その答えがみえたのは、隣の敷地に新築の家が建ったときのこと。地元の工務店が30坪くらいの二階建ての家を建て、30歳くらいの夫婦と子供2人が引っ越してきました。駐車場には黒塗りの高級ミニバンと、白い大きなSUVが停められています。

 

「お金のある夫婦なんだな、この田舎でどんな仕事をしているのだろう」と夫Kさんは不思議に思っていました。しかし、偏見かもしれませんが、外見だけをとると高所得の職業に就いているようにはみえません。こちらから挨拶をしても、目も合わせず、首をちょっと動かすだけ。正直なところ、印象がよくありません。

 

お隣さんのように見た目はお金を持っているように見えないけれど、所有物が高額な人たちを多く見かけます。その疑問について、付き合いのあるFPに質問してみました。するとその答えは明快なものでした。

 

「いわゆる、残価設定クレジットで車を買うのが流行っているのです。リースのような仕組みで、ローンの一部だけを支払って、数年後には車を返却する契約です」

 

残価設定クレジットによって、フルローンで購入するよりも相対的に毎月の支払いが安くなります。そのため高級車でも手に入りやすくなりますが、満期が来ると車の乗り換えで再び新しいローンが始まる仕組みです。つまりどこかで新車の購入をやめない限り、永遠に自動車ローンを返済することになります。

 

自動車ディーラーは常に見込み客の数と時期を予測でき、中古車部門も定期的に仕入れが確保されているという売り手には最高のマーケティングでしょう。年収に対して、自動車ローンと維持費の割合が20%~30%におよぶ家庭もめずらしくないとのこと。

 

「東京でいうと、世帯年収600万円の家庭が、家賃15万円の賃貸マンションに住むのと同じ感覚ですね」と夫Kさん。

 

「自動車だけを抜き取るとそうですね」とFPがいいます。

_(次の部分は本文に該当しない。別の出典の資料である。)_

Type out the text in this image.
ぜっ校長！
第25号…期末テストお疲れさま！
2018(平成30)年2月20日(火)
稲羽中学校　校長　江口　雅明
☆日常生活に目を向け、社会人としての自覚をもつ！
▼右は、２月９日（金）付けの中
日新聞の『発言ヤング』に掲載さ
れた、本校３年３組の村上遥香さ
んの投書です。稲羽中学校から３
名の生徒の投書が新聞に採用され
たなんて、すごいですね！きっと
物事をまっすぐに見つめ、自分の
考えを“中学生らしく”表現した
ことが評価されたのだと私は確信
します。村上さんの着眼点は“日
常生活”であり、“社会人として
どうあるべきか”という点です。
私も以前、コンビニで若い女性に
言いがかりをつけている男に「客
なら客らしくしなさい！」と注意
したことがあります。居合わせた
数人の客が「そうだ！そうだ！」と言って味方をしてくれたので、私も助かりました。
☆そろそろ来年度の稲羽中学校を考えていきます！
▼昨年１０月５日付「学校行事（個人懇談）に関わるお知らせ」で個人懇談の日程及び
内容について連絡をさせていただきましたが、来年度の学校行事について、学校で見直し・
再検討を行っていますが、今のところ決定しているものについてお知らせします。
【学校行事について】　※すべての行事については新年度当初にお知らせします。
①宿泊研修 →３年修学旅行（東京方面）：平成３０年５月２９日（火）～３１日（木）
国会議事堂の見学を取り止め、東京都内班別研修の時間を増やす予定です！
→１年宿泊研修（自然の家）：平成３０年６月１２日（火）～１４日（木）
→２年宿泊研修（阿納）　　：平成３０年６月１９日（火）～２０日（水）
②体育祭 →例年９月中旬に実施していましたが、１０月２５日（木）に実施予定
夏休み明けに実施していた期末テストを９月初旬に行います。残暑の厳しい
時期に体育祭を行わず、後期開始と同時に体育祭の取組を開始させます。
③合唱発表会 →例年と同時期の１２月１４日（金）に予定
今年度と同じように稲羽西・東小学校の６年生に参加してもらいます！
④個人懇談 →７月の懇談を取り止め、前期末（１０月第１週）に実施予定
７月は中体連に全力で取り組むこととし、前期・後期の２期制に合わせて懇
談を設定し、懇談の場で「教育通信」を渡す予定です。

「しかし問題は、そのうえに住宅ローンまで抱えていることが多いのです」。

 

土地込みの新築住宅の住宅ローンに、自動車関連費用と合わせると世帯年収に占める割合が50%を超えることもあります。東京都の世帯年収600万円の世帯が、家賃25万円のマンションに住むのと同じでしょう。手取り38万円のうち、生活費で使えるのは13万円だということ。かなり無理があるということは、誰からみても理解できるでしょう。

 

公的なセーフティネットが必要な生活保護水準の生活費は、東京都では月26万円とされています。青森県でも月18万円です。生活費が13万円しか残らないというのは、公的なセーフティネットの基準に近い「貧困レベル」の生活です。